I'm nearing my 40s, an immigrant living in America for 3 years, who lived in other parts of the world which resulted to my weird English accent and cultural diversity. So I'm originally Asian with an Australian experience that got cultured in Europe and now becoming Americanized. So strangers get confused when I explain why I'm not too Filipino nor American enough. Talk about halo-halo.
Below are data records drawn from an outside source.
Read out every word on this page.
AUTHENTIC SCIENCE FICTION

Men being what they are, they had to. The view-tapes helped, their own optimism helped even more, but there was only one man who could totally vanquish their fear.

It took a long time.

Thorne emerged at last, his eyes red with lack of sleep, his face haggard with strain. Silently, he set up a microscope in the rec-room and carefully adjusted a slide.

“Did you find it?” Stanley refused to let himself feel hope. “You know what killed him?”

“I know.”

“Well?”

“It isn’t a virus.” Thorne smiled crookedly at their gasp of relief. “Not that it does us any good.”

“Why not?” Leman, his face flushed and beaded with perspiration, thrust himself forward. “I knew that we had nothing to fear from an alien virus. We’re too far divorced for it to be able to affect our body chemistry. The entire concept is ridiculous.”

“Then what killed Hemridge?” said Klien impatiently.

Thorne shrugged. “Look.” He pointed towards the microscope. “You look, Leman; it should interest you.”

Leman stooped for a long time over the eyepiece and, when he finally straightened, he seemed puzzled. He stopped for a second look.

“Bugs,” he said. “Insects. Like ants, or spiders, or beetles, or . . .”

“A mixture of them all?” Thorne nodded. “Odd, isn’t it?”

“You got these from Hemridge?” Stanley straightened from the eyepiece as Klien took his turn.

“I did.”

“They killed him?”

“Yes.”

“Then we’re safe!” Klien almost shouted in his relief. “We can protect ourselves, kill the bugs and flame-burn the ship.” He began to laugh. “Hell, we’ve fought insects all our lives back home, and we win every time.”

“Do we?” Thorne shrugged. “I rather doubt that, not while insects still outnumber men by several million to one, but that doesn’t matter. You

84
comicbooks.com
And when people ask what do I do for a living, I want to hide under the nearest closet as I don't know how to make it simple. I'm a mixture of an artist, life blogger, inspirational influencer, commercial model, YouTuber, writer, ranter, events host, motivational speaker and now a nail stylist along with being a part-time residential apartment concierge. I'm so used to people just giving me this strange "what the hell is she doing with her life" every time I explain what I do but I'm used to it. I guess that's part of being an artist living the creative life... not everyone will understand your jam and that's part of the deal.
So yeah. Let's see how my transition evolves. But for now, all I can do is glide through life as a woman-child, deal with all these awkward thoughts and human encounters, find comfort in being misplaced as a non-mom at 38, non-full adult, non-conventional life and own this somewhat cute and crazy curly awkward hair.